Artículo en Inglés | MEDLINE | ID: mdl-18031122

RESUMEN

This trivalent liposomal influenza vaccine consists of purified influenza haemagglutinin inserted into a membrane of phosphatidylcholine and phosphatidylethanolamine. It contains 15microg of haemagglutinin per viral strain per dose. The vaccine is immunogenic in the elderly, in younger adults and in children and adolescents with or without cystic fibrosis. Seroconversion rates were significantly higher with the liposomal vaccine than with a subunit vaccine for 3 of 3 and 2 of 3 strains in 2 published studies. Seroconversion occurred in a significantly greater number of participants receiving the liposomal vaccine than in those receiving a whole virus vaccine for all 3 strains in 1 study. Seroprotection rates were significantly better with the liposomal vaccine than with a subunit vaccine for 2 of 3 and 1 of 3 strains in 2 trials, and greater than with a whole virus vaccine for 2 of 3 strains in 1 trial.
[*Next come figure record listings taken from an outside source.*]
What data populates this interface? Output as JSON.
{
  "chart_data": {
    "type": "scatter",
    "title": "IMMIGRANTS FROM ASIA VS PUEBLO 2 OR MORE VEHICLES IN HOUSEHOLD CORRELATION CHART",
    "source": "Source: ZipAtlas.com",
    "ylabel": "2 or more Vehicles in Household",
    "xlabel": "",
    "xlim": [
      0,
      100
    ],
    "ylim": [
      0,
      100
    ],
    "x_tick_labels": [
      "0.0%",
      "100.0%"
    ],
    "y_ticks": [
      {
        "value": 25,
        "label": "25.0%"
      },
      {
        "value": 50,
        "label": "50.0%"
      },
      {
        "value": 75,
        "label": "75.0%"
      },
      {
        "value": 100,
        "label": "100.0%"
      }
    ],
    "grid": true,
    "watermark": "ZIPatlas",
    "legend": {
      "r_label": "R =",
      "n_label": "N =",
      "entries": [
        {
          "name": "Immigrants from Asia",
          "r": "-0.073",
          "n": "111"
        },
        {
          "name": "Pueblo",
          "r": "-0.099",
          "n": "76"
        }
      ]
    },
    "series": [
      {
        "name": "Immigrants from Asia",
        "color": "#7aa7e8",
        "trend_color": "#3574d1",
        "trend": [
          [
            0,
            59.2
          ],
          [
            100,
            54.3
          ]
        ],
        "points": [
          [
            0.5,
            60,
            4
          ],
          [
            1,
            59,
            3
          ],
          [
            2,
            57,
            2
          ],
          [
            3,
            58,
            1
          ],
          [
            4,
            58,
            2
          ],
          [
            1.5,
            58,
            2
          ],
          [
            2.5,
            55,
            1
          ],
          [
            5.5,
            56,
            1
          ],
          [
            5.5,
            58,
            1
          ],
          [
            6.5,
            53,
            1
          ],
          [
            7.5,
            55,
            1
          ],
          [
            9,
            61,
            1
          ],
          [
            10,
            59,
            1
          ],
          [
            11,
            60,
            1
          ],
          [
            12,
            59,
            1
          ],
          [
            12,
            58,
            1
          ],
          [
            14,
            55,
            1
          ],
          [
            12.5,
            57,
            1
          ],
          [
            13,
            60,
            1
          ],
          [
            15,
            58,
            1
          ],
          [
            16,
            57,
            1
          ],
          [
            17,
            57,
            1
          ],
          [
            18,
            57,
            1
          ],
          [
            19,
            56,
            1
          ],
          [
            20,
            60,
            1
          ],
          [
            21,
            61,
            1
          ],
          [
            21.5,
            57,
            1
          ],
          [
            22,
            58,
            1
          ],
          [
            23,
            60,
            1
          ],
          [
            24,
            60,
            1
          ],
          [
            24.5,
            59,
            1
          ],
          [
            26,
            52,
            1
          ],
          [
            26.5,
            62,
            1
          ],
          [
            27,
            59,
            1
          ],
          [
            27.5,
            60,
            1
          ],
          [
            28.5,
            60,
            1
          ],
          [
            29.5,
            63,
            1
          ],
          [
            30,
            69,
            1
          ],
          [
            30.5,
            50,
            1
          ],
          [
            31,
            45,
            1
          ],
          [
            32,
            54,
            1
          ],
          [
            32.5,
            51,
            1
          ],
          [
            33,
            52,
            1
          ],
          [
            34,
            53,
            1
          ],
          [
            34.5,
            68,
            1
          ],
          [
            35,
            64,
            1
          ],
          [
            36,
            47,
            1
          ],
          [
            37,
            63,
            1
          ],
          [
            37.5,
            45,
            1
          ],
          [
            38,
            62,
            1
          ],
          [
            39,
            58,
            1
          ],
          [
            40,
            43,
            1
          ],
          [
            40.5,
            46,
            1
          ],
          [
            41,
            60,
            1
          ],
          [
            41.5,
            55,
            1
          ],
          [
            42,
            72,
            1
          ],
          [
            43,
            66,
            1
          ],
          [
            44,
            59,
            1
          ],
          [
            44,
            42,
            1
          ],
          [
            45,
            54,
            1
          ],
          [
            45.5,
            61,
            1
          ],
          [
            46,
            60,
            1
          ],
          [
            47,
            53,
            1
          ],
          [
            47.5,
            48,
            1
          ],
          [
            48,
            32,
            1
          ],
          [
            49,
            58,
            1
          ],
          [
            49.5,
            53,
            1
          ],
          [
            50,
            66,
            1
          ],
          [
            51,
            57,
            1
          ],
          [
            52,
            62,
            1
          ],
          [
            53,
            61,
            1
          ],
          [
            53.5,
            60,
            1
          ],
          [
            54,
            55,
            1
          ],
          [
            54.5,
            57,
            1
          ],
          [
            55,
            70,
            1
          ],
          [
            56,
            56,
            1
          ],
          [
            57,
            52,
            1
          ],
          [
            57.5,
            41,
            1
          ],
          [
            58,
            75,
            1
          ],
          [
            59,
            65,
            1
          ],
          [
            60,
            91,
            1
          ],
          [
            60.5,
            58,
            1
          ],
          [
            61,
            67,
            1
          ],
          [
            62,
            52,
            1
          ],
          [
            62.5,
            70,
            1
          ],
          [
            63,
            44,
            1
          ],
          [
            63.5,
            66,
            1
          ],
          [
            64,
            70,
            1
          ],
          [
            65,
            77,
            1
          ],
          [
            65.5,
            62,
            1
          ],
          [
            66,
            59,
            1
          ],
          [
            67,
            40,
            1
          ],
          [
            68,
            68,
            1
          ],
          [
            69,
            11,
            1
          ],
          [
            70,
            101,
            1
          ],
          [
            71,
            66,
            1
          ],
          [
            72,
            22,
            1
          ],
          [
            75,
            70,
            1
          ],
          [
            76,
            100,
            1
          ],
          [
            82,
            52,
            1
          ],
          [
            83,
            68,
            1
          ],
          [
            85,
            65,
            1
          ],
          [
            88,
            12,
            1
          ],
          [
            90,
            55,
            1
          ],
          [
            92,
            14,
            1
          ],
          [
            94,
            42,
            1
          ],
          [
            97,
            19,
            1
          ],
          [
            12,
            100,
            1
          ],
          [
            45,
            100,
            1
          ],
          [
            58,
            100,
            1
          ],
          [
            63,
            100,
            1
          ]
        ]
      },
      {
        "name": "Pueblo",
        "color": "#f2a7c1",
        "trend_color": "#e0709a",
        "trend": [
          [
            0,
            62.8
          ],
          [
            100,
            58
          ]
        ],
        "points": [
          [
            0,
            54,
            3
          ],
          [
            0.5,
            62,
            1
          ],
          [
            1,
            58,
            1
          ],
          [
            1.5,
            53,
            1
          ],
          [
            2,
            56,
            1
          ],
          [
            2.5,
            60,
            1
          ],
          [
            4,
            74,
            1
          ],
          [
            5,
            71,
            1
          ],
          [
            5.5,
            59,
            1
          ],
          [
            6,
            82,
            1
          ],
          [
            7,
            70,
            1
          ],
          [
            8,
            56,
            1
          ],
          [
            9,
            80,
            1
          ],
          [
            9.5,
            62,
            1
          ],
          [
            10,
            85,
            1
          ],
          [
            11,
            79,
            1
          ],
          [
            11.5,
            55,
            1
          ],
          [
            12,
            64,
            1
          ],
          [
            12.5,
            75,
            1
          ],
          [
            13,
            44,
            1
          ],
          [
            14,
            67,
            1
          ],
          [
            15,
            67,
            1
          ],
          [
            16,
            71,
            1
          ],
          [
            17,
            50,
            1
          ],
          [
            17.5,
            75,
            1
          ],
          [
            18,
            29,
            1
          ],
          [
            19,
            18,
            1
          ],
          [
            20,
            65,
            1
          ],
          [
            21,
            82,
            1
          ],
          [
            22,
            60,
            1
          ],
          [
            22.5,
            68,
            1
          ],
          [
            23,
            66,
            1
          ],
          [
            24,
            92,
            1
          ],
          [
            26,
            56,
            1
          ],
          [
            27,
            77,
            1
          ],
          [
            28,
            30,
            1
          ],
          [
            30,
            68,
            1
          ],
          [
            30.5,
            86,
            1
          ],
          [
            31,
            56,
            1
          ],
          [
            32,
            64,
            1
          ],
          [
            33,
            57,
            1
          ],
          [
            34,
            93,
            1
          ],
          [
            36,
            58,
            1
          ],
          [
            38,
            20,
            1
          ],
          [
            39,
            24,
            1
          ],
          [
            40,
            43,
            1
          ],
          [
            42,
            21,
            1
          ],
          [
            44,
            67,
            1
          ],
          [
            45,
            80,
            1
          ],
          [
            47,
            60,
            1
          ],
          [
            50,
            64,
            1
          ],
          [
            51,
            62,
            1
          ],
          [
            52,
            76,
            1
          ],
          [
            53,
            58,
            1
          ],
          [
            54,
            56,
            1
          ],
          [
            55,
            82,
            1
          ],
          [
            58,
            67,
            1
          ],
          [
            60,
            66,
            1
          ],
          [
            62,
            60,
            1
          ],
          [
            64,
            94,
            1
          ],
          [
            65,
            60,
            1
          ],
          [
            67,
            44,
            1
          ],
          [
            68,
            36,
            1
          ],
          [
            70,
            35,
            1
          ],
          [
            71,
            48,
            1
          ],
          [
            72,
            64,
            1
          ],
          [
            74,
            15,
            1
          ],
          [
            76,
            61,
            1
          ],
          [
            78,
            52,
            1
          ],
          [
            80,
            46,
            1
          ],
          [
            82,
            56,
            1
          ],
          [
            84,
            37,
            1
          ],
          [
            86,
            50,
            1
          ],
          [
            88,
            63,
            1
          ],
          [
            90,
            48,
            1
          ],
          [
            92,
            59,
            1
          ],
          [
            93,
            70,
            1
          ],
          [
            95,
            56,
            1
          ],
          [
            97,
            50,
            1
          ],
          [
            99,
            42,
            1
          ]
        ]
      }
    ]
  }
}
In a study in children with cystic fibrosis, a single dose of the liposomal vaccine was reported to have greater immunogenicity than 2 half doses (statistical analysis not performed). Local adverse reactions such as pain at the injection site, local induration, redness and swelling are transient and usually mild. Liposomal influenza vaccine did not induce a mean antiphospholipid antibody response in elderly volunteers.